I don’t think so, said Hugh. I haven’t read it yet, although I intend to as soon as I get home. I saw
humongous
dragons. Breathing fire.

Well, said Rick, mine breathed fire for a while and then water for a while, and then people. Streams of people just poured out of its mouth. He was thoughtful for a moment. We were being vomited up, our species, out of the depths of our own unconscious, is what it felt like.

Gee, said Missy.

Yeah, said Rick. And at that point, seeing all of humanity aimed at my head, I gratefully died.

It felt like I died, said Hugh. And I was afraid, right up until it happened. I had this feeling of foolishness too. Like, whatever possessed me to leave my cozy home in the good ole US of A to come to this godforsaken wilderness and drink this foul-tasting stuff handed to me by Indians who really should be giving me hemlock, if they knew what my people had done to them?
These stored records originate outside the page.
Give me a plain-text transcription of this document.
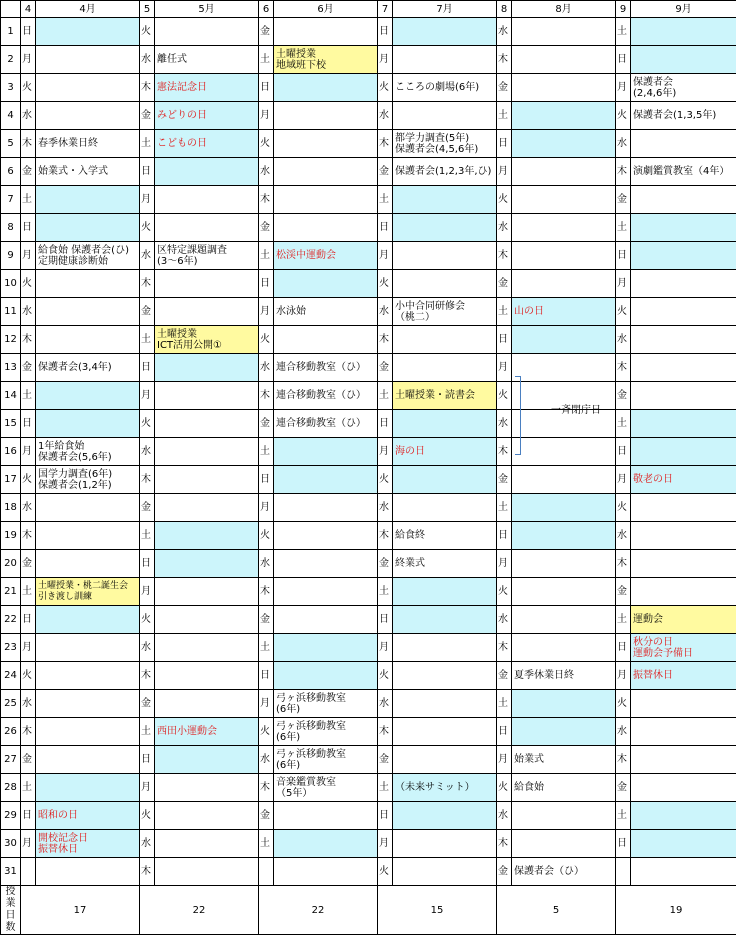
	4	4月	5	5月	6	6月	7	7月	8	8月	9	9月
1	日		火		金		日		水		土	
2	月		水	離任式	土	土曜授業
地域班下校	月		木		日	
3	火		木	憲法記念日	日		火	こころの劇場(6年)	金		月	保護者会
(2,4,6年)
4	水		金	みどりの日	月		水		土		火	保護者会(1,3,5年)
5	木	春季休業日終	土	こどもの日	火		木	都学力調査(5年)
保護者会(4,5,6年)	日		水	
6	金	始業式・入学式	日		水		金	保護者会(1,2,3年,ひ)	月		木	演劇鑑賞教室（4年）
7	土		月		木		土		火		金	
8	日		火		金		日		水		土	
9	月	給食始 保護者会(ひ)
定期健康診断始	水	区特定課題調査
(3～6年)	土	松渓中運動会	月		木		日	
10	火		木		日		火		金		月	
11	水		金		月	水泳始	水	小中合同研修会
（桃二）	土	山の日	火	
12	木		土	土曜授業
ICT活用公開①	火		木		日		水	
13	金	保護者会(3,4年)	日		水	連合移動教室（ひ）	金		月		木	
14	土		月		木	連合移動教室（ひ）	土	土曜授業・読書会	火		金	
15	日		火		金	連合移動教室（ひ）	日		水		土	
16	月	1年給食始
保護者会(5,6年)	水		土		月	海の日	木		日	
17	火	国学力調査(6年)
保護者会(1,2年)	木		日		火		金		月	敬老の日
18	水		金		月		水		土		火	
19	木		土		火		木	給食終	日		水	
20	金		日		水		金	終業式	月		木	
21	土	土曜授業・桃二誕生会
引き渡し訓練	月		木		土		火		金	
22	日		火		金		日		水		土	運動会
23	月		水		土		月		木		日	秋分の日
運動会予備日
24	火		木		日		火		金	夏季休業日終	月	振替休日
25	水		金		月	弓ヶ浜移動教室
(6年)	水		土		火	
26	木		土	西田小運動会	火	弓ヶ浜移動教室
(6年)	木		日		水	
27	金		日		水	弓ヶ浜移動教室
(6年)	金		月	始業式	木	
28	土		月		木	音楽鑑賞教室
（5年）	土	（未来サミット）	火	給食始	金	
29	日	昭和の日	火		金		日		水		土	
30	月	開校記念日
振替休日	水		土		月		木		日	
31			木				火		金	保護者会（ひ）		
授業
日数	17		22		22		15		5		19	
一斉閉庁日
But then when I actually started dying, I saw it wasn’t so bad. He lay back from the circle, his hands under his head, and looked at the sky. Being dead is profoundly peaceful, he said.

Well, said Missy, everybody told me I’d see dragons. But I just saw really big snakes. A couple of them, she added. Wrapped around each other.

But aren’t dragons snakes that get out of hand? asked Rick.

The creature I entered was so huge, said Kate, I couldn’t even tell it was a snake. Or a dragon. It looked like the side of a building. Except it was jeweled. Or beaded. I wonder if ancient people learned beadwork from their experience with this being’s skin. It was of breathtaking beauty. Anyhow, I lifted a flap, almost like opening a window, a beaded or jeweled window, and slid in.

And were you afraid? asked Missy.

I’d come so far, said Kate. Fear seemed beside the point. I guess I doubted I’d have much of an experience. And then, after a very full experience with Grandmother, she drifted away.

Really, said Lalika.

Yes, said Kate, that is why I stopped taking the medicine with you. By my third session with Grandmother the snakes or dragons or whatever they were were so small I could hold them in my hands. They were white and blue, and playful, like cartoon figures.

You have now experienced what humans thousands of years ago, to their great amazement I’m sure, also experienced. Such a long time ago we cannot truly imagine it. It is what humans have been experiencing for thousands of years since. Grandmother Yagé is a medicine of origins and endings, yes, Armando concluded, softly. That is why Grandfather reptile always appears.